Il pensiero e la cultura, per zio erano requisiti essenziali per chi volesse fare politica. Insieme al cuore, alla pietà. La politica per lui era quell’arte che ha a che fare con la faticosa organizzazione della speranza e non con la soluzione dei problemi in termini astratti e definitivi, perché non si dà società perfetta qui sulla terra. In questo era perfettamente sturziano, e moroteo. Come Moro pensava che “in politica i problemi non si denunciano ma si affrontano”. Durante il caso Moro, egli fu, tra gli esponenti DC, uno dei più silenziosi ma anche dei più attivi verso la via della trattativa (tra l’altro Moro in una lettera a lui diretta si dimise da presidente del partito e lo nominò suo successore), tutto questo per salvare la vita di un uomo e di un amico. A volte zio si divertiva a rovesciare il famoso detto aristotelico in “Amica veritas, sed magis amicus Plato”, forse anche per questo apprezzò il tentativo di apertura verso la trattativa che all’epoca fece Bettino Craxi in prima persona, e a chi, in seguito, gli proponeva la lettura di un Craxi interessato a smarcarsi dal PCI, ribatteva difendendo la sincerità del segretario socialista in quella battaglia e invitando l’interlocutore ad abbandonare la facile scorciatoia della dietrologia (“un retropensiero non è un pensiero”). Zio Riccardo ricordava spesso che la differenza tra un cristiano e un non credente in politica sta nel senso del peccato, cioè del limite, della fragilità dell’uomo, un senso che rende più umile e quindi più intelligente il credente. Per tutta queste serie di motivi era arrivato alla conclusione, forse sorprendente anche per chi lo conosceva da vicino, che mise per iscritto in un bel saggio storico sul Medio Evo (Storia di un libero comune, Rubbettino,1998), che “il cristiano non può essere un conservatore”; proprio perché “non si arriva mai”, il cristiano è rivolto sempre verso il futuro, “guardando avanti, con cuore antico”.

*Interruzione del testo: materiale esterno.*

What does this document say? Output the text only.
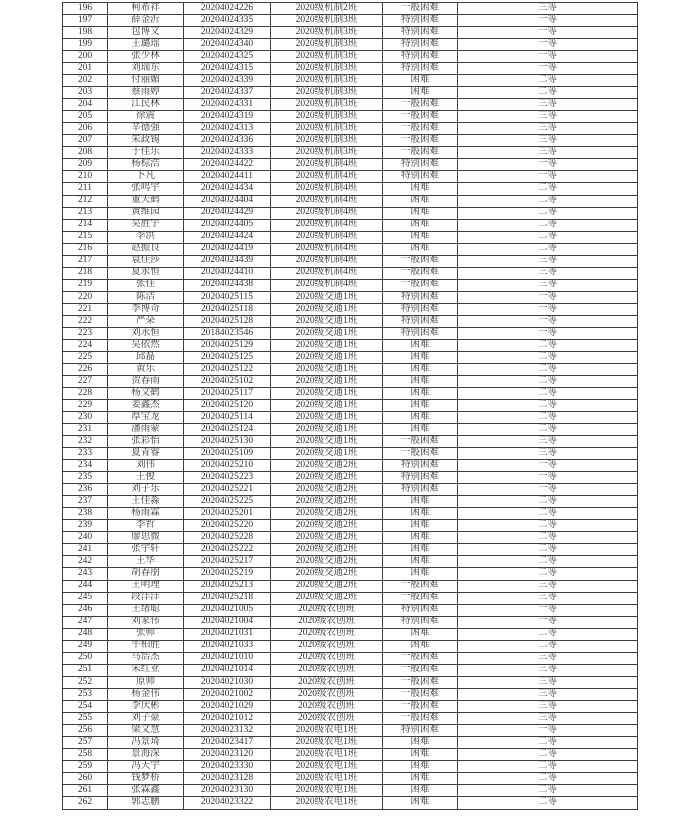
196	柯希祥	20204024226	2020级机制2班	一般困难	三等
197	薛金沂	20204024335	2020级机制3班	特别困难	一等
198	包博文	20204024329	2020级机制3班	特别困难	一等
199	王璐瑶	20204024340	2020级机制3班	特别困难	一等
200	张少林	20204024325	2020级机制3班	特别困难	一等
201	刘瑞东	20204024315	2020级机制3班	特别困难	一等
202	付丽媚	20204024339	2020级机制3班	困难	二等
203	蔡雨婷	20204024337	2020级机制3班	困难	二等
204	江民林	20204024331	2020级机制3班	一般困难	三等
205	徐震	20204024319	2020级机制3班	一般困难	三等
206	辛德强	20204024313	2020级机制3班	一般困难	三等
207	朱政锡	20204024336	2020级机制3班	一般困难	三等
208	于佳乐	20204024333	2020级机制3班	一般困难	三等
209	杨棕浩	20204024422	2020级机制4班	特别困难	一等
210	卜凡	20204024411	2020级机制4班	特别困难	一等
211	张鸣宇	20204024434	2020级机制4班	困难	二等
212	董天鹤	20204024404	2020级机制4班	困难	二等
213	黄维园	20204024429	2020级机制4班	困难	二等
214	吴胜宇	20204024405	2020级机制4班	困难	二等
215	李洪	20204024424	2020级机制4班	困难	二等
216	赵振良	20204024419	2020级机制4班	困难	二等
217	袁佳莎	20204024439	2020级机制4班	一般困难	三等
218	夏永恒	20204024410	2020级机制4班	一般困难	三等
219	张佳	20204024438	2020级机制4班	一般困难	三等
220	陈洁	20204025115	2020级交通1班	特别困难	一等
221	李博奇	20204025118	2020级交通1班	特别困难	一等
222	严朵	20204025128	2020级交通1班	特别困难	一等
223	刘永恒	20184023546	2020级交通1班	特别困难	一等
224	吴依然	20204025129	2020级交通1班	困难	二等
225	邱磊	20204025125	2020级交通1班	困难	二等
226	黄乐	20204025122	2020级交通1班	困难	二等
227	贺春雨	20204025102	2020级交通1班	困难	二等
228	杨文鹤	20204025117	2020级交通1班	困难	二等
229	姜鑫杰	20204025120	2020级交通1班	困难	二等
230	厚宝龙	20204025114	2020级交通1班	困难	二等
231	潘雨蒙	20204025124	2020级交通1班	困难	二等
232	张彩怡	20204025130	2020级交通1班	一般困难	三等
233	夏青睿	20204025109	2020级交通1班	一般困难	三等
234	刘伟	20204025210	2020级交通2班	特别困难	一等
235	王俊	20204025223	2020级交通2班	特别困难	一等
236	刘子乐	20204025221	2020级交通2班	特别困难	一等
237	王佳淼	20204025225	2020级交通2班	困难	二等
238	杨雨霖	20204025201	2020级交通2班	困难	二等
239	李哲	20204025220	2020级交通2班	困难	二等
240	廖思微	20204025228	2020级交通2班	困难	二等
241	张宇轩	20204025222	2020级交通2班	困难	二等
242	王华	20204025217	2020级交通2班	困难	二等
243	胡春朋	20204025219	2020级交通2班	困难	二等
244	王明理	20204025213	2020级交通2班	一般困难	三等
245	段洋洋	20204025218	2020级交通2班	一般困难	三等
246	王绪聪	20204021005	2020级农创班	特别困难	一等
247	刘家伟	20204021004	2020级农创班	特别困难	一等
248	张帅	20204021031	2020级农创班	困难	二等
249	牛柏胜	20204021033	2020级农创班	困难	二等
250	马浩杰	20204021010	2020级农创班	一般困难	三等
251	朱红亚	20204021014	2020级农创班	一般困难	三等
252	原帅	20204021030	2020级农创班	一般困难	三等
253	杨金伟	20204021002	2020级农创班	一般困难	三等
254	李庆彬	20204021029	2020级农创班	一般困难	三等
255	刘子豪	20204021012	2020级农创班	一般困难	三等
256	梁文慧	20204023132	2020级农电1班	特别困难	一等
257	冯景琦	20204023417	2020级农电1班	困难	二等
258	景海深	20204023120	2020级农电1班	困难	二等
259	冯天宇	20204023330	2020级农电1班	困难	二等
260	钱梦桥	20204023128	2020级农电1班	困难	二等
261	张霖鑫	20204023130	2020级农电1班	困难	二等
262	郭志鹏	20204023322	2020级农电1班	困难	二等
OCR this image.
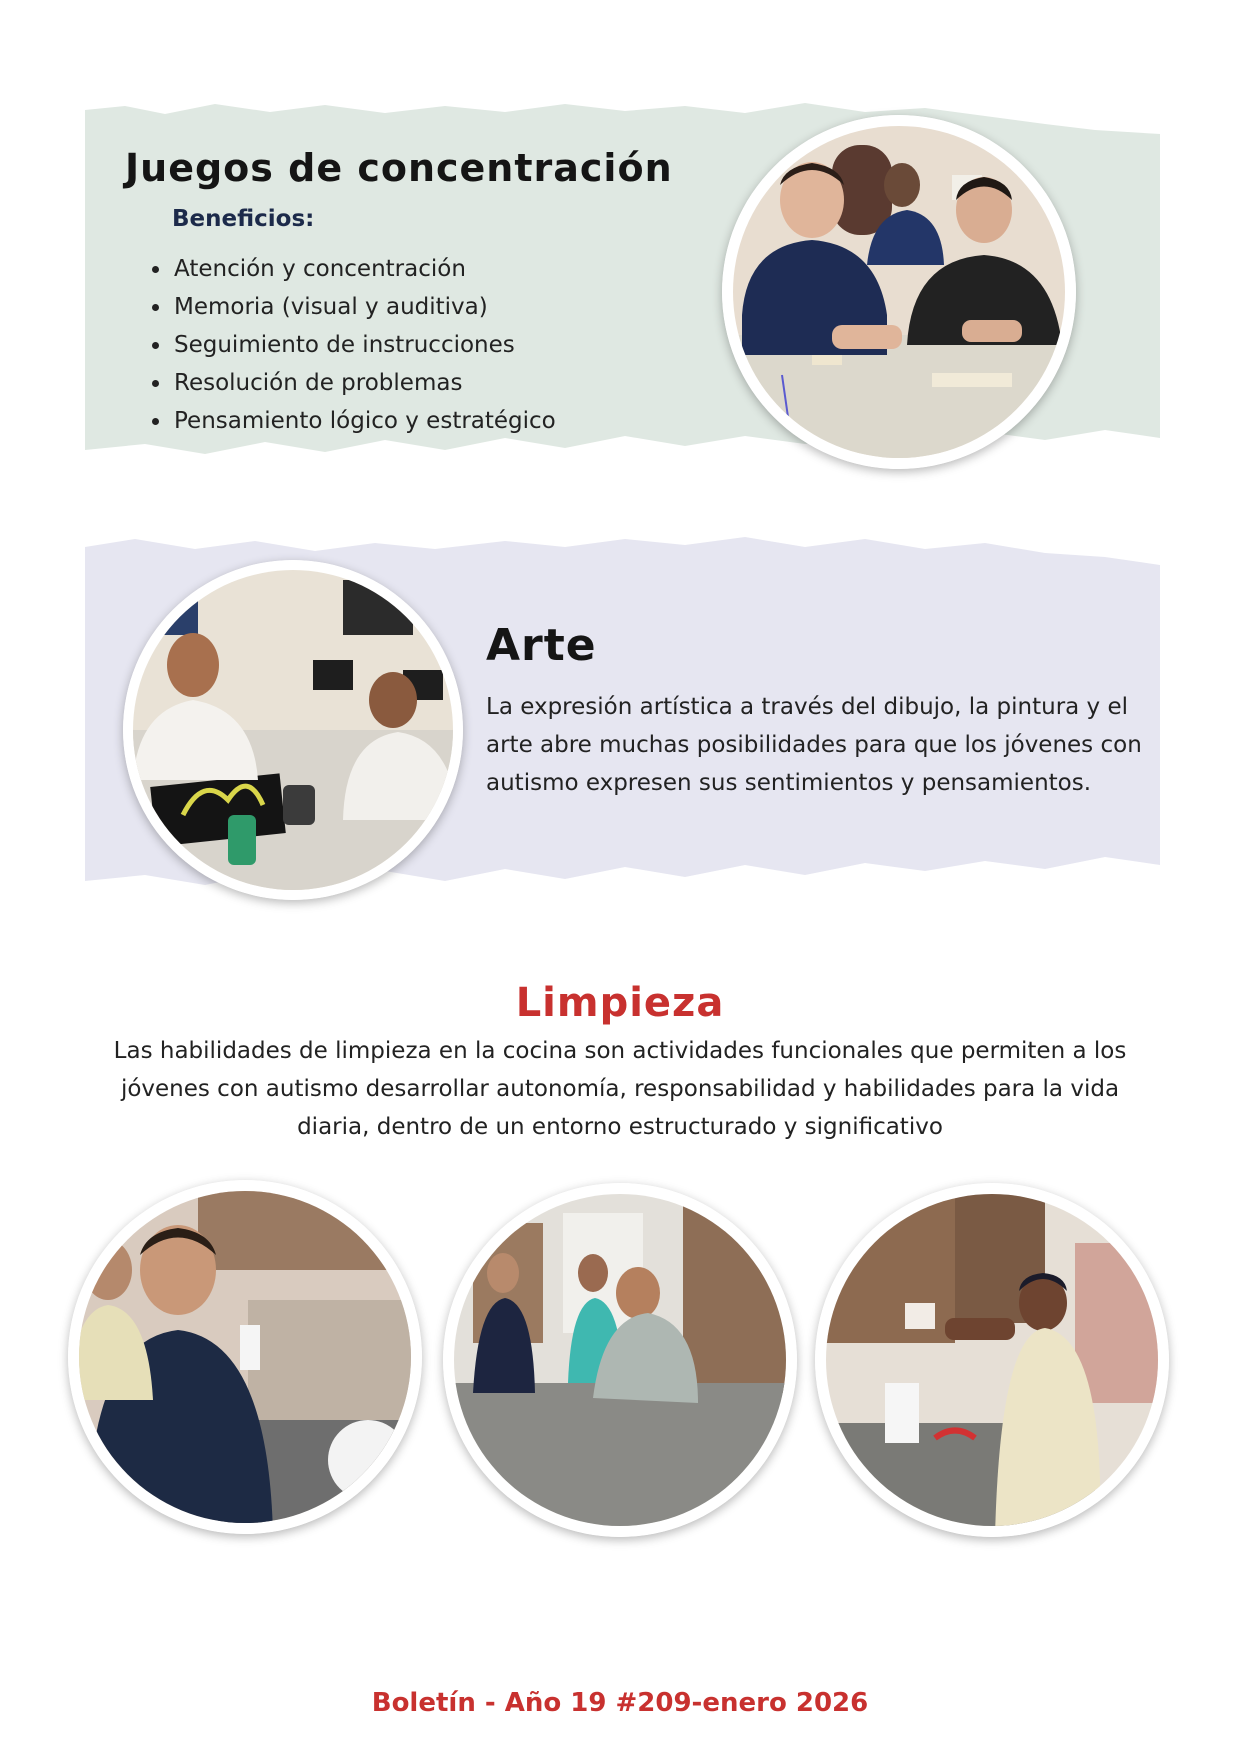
Juegos de concentración
Beneficios:
• Atención y concentración
• Memoria (visual y auditiva)
• Seguimiento de instrucciones
• Resolución de problemas
• Pensamiento lógico y estratégico
Arte

La expresión artística a través del dibujo, la pintura y el arte abre muchas posibilidades para que los jóvenes con autismo expresen sus sentimientos y pensamientos.

Limpieza

Las habilidades de limpieza en la cocina son actividades funcionales que permiten a los jóvenes con autismo desarrollar autonomía, responsabilidad y habilidades para la vida diaria, dentro de un entorno estructurado y significativo

Boletín - Año 19 #209-enero 2026
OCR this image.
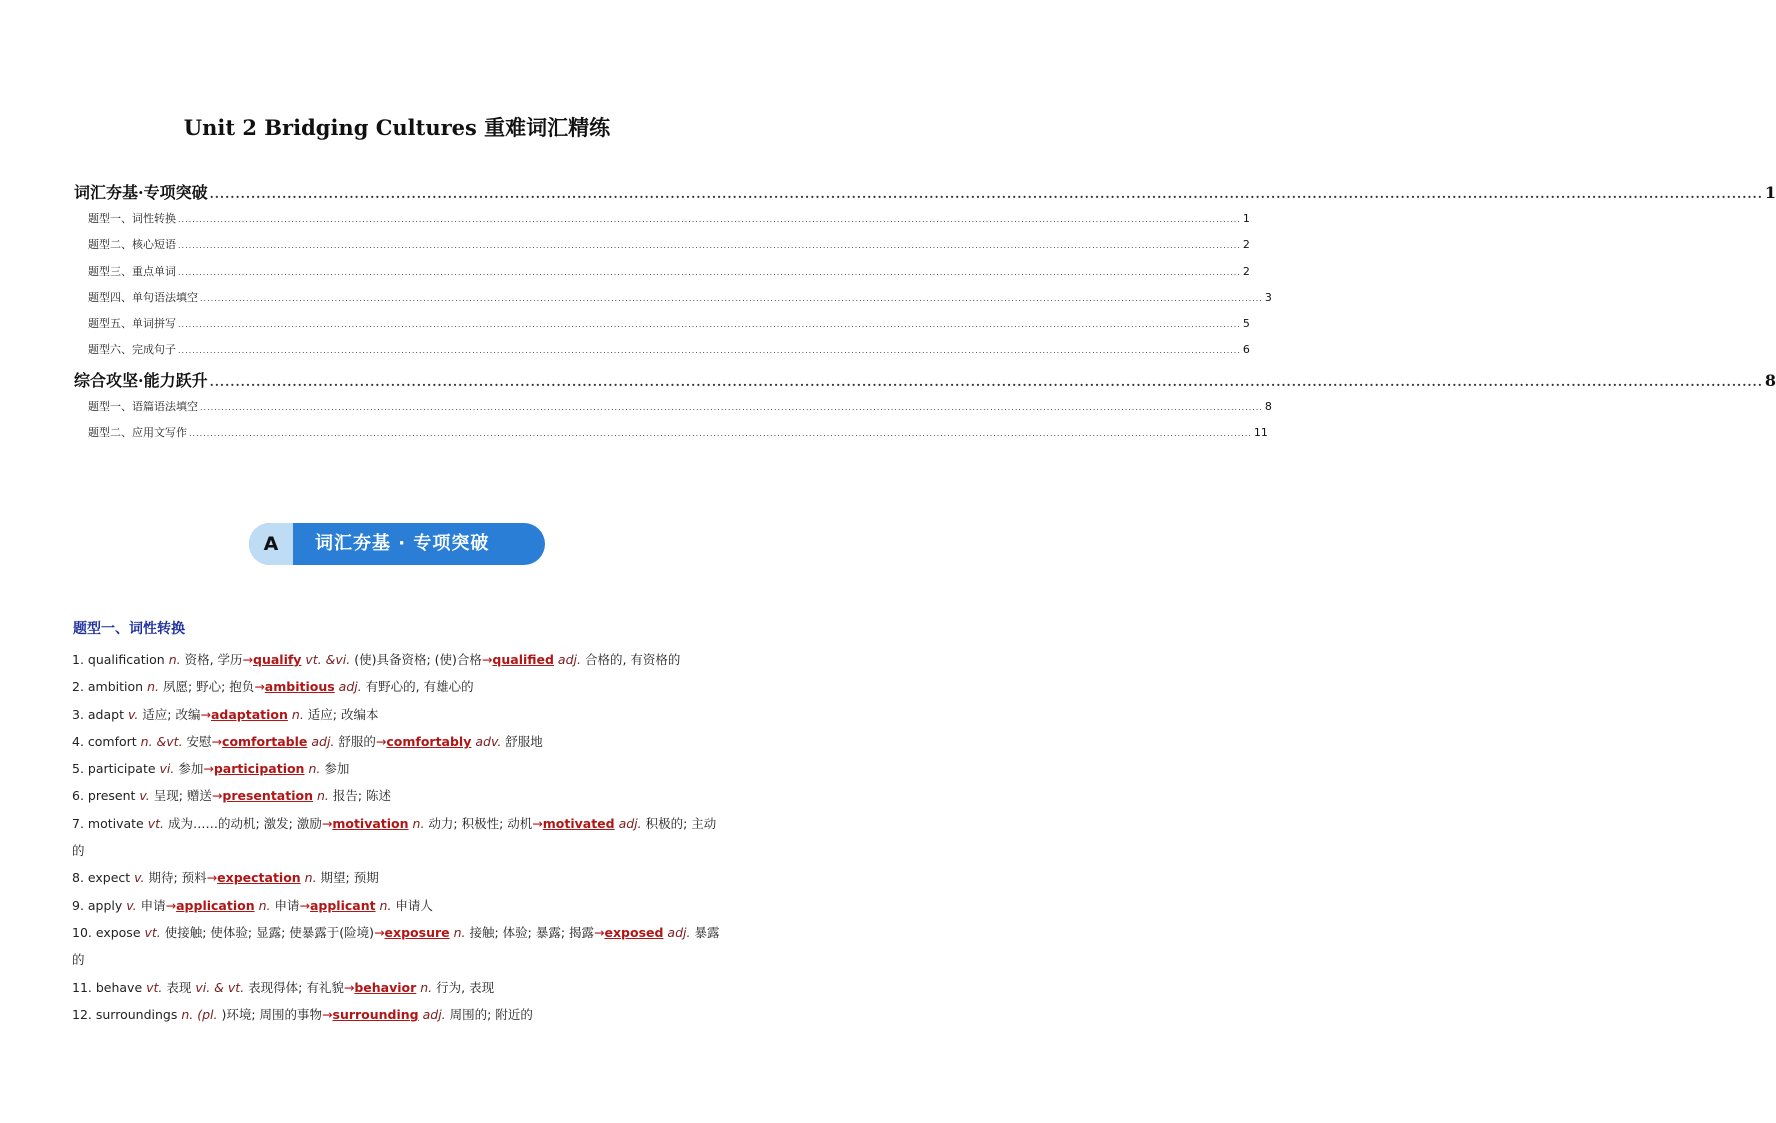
Unit 2 Bridging Cultures 重难词汇精练
词汇夯基·专项突破 ............................................................................................................................................................................................................................................................................................................ 1
题型一、词性转换 ............................................................................................................................................................................................................................................................................................................ 1
题型二、核心短语 ............................................................................................................................................................................................................................................................................................................ 2
题型三、重点单词 ............................................................................................................................................................................................................................................................................................................ 2
题型四、单句语法填空 ............................................................................................................................................................................................................................................................................................................ 3
题型五、单词拼写 ............................................................................................................................................................................................................................................................................................................ 5
题型六、完成句子 ............................................................................................................................................................................................................................................................................................................ 6
综合攻坚·能力跃升 ............................................................................................................................................................................................................................................................................................................ 8
题型一、语篇语法填空 ............................................................................................................................................................................................................................................................................................................ 8
题型二、应用文写作 ............................................................................................................................................................................................................................................................................................................ 11
A	词汇夯基 · 专项突破
题型一、词性转换
1. qualification n. 资格, 学历→qualify vt. &vi. (使)具备资格; (使)合格→qualified adj. 合格的, 有资格的
2. ambition n. 夙愿; 野心; 抱负→ambitious adj. 有野心的, 有雄心的
3. adapt v. 适应; 改编→adaptation n. 适应; 改编本
4. comfort n. &vt. 安慰→comfortable adj. 舒服的→comfortably adv. 舒服地
5. participate vi. 参加→participation n. 参加
6. present v. 呈现; 赠送→presentation n. 报告; 陈述
7. motivate vt. 成为……的动机; 激发; 激励→motivation n. 动力; 积极性; 动机→motivated adj. 积极的; 主动的
8. expect v. 期待; 预料→expectation n. 期望; 预期
9. apply v. 申请→application n. 申请→applicant n. 申请人
10. expose vt. 使接触; 使体验; 显露; 使暴露于(险境)→exposure n. 接触; 体验; 暴露; 揭露→exposed adj. 暴露的
11. behave vt. 表现 vi. & vt. 表现得体; 有礼貌→behavior n. 行为, 表现
12. surroundings n. (pl. )环境; 周围的事物→surrounding adj. 周围的; 附近的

Il cuore per zio si è fermato a 68 anni, troppo presto. Mi chiedo cosa direbbe oggi di fronte allo scenario attuale che vede l’imminente nascita del partito democratico guidato da Veltroni (anche questo previsto molti anni fa) e immagino non una risposta precisa ma lo stile della sua risposta: pacato e teso ad asciugare sia l’emotività (“la politica non si fa con il sentimento, tantomeno col ri-sentimento”) che l’inevitabile tendenza all’indignazione e al facile moralismo. Ecco, zio era l’opposto del moralismo (“i moralisti non sono morali”) e temeva la tentazione dell’angelismo, che di fatto riscontrava spesso nella corrente della sinistra dossettiana, dei cattolici democratici. Tra questi aveva alcuni amici, soprattutto lo sfortunato Roberto Ruffilli con cui (sempre De Mita sul Popolo) intrecciava splendidi e divertenti “duetti, fatti di ci­tazioni e di riferimenti letterari”. Con Bobo Ruffilli, specie d’estate, nel mare di Calabria, amava soprattutto ridere. Zio infatti, soprattutto nelle ricorrenti riunioni familiari, con tutti i figli e i nipoti intorno, fatte di aneddoti, giochi di società (voleva sempre vincere lui) e grandi mangiate, rideva in modo formidabile, simile ad una cascata trascinante e coinvolgente…una forza della natura che finalmente si liberava da chissà dove e che mi ricorda sempre la battuta di Thomas Carlyle: “Nessuno che una volta abbia riso veramente di cuore può essere irrimediabilmente cattivo”.